Patients do not necessarily prioritize decision-making based on treatment success. Omar and co-workers performed a survey of patients provided a hypothetical treatment scenario of an 8 mm lower pole stone and found that although patients ultimately relied on the physician's recommendations, patients preferred SWL over URS or surveillance, despite being told that URS had the highest rate of success [12]. This study demonstrates that patients rank risk and success differently based on past exposure to pain and familiarity with a procedure. Each patient has to balance the pros and cons of PCNL and URS and determine, which approach makes sense for them based on their unique experiences, social and occupational factors.
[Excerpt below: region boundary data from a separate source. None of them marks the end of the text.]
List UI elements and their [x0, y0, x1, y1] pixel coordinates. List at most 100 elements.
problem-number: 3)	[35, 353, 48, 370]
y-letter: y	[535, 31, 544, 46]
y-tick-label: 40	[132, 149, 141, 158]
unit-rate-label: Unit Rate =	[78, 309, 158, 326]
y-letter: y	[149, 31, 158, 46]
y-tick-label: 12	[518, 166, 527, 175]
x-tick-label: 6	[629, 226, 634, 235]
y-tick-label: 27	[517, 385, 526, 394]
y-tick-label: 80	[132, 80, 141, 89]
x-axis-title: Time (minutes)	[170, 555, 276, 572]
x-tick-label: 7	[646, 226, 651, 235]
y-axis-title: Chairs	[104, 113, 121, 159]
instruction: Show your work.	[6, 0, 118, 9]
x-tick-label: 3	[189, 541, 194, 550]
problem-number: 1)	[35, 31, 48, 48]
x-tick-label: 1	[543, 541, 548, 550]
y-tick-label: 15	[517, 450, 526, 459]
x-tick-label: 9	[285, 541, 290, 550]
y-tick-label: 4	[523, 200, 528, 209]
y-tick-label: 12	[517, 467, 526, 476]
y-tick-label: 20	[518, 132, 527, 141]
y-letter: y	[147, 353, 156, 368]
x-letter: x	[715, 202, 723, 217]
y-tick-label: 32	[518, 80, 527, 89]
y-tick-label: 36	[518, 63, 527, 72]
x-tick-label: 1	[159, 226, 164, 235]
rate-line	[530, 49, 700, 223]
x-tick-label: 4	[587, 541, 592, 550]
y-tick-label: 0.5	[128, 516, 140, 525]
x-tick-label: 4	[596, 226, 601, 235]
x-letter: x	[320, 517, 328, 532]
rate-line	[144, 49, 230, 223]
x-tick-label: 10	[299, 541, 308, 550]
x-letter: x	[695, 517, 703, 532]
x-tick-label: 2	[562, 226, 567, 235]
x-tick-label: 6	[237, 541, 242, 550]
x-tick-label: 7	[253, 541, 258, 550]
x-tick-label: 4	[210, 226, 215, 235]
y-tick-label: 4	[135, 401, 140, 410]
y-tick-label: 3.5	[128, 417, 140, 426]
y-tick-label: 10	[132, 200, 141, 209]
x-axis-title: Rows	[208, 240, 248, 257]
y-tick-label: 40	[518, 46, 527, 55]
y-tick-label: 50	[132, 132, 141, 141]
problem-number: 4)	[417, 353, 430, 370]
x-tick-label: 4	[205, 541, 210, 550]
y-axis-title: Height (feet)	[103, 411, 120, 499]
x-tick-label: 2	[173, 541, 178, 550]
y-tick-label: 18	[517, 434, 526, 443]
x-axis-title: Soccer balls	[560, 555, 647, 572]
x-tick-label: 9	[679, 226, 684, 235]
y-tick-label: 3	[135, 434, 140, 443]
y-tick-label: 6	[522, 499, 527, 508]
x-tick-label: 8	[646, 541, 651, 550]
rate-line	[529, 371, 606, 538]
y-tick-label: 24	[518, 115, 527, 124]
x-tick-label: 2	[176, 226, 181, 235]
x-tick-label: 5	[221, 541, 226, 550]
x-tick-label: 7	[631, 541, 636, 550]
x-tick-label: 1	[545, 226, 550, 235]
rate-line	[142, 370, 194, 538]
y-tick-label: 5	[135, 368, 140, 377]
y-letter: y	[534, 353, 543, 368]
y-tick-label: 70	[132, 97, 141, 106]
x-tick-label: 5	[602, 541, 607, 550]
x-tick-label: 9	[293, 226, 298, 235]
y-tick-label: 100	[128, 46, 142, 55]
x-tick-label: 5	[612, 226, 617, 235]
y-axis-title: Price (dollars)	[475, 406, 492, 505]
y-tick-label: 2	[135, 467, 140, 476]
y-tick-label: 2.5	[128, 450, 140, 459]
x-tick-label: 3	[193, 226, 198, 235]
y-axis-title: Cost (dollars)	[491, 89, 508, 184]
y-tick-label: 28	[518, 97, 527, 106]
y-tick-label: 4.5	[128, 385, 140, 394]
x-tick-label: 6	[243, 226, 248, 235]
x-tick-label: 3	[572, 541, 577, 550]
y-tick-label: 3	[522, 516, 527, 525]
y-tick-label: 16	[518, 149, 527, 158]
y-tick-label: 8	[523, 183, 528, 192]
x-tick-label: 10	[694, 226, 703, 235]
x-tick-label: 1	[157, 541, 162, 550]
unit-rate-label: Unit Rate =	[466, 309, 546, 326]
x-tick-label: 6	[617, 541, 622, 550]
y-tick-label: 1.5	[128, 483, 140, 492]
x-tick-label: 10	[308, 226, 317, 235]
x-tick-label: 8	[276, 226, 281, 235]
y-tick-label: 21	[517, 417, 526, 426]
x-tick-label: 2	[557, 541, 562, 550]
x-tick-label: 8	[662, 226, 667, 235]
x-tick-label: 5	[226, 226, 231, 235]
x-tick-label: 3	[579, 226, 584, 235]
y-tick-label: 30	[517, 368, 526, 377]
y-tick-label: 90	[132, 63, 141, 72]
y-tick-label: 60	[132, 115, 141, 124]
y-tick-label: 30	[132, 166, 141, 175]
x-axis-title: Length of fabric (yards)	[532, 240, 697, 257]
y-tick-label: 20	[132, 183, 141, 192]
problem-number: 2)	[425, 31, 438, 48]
To conclude, there is no ‘must do’ or ‘must not’ choice between URS and PCNL for a 1.5 cm LP stone. Physicians and patients should incorporate shared decision-making to make personalized selections best for that individual patient. The reality is that our field has made tremendous advances in the performance of RIRS, and we suspect the trend for the retrograde treatment of kidney stones less than 2 cm is likely to continue. Sir Henry Morris [13], the pioneer of nephrolithotomy prophesized our current journey in 1880, when he remarked after his first nephrolithotomy: ‘this case demonstrated for the first time that a stone could be removed safely by cutting freely upon it through a thick layer of renal tissue. It thus became the starting point of both the development and the conservatism of renal surgery, which I am persuaded will become more and more conservative in the future’.



Financial support and sponsorship


Conflicts of interest

K.R.G. is a consultant for Boston Scientific and Lumenis; K.R.G. has a scientific investigator grant from Boston Scientific.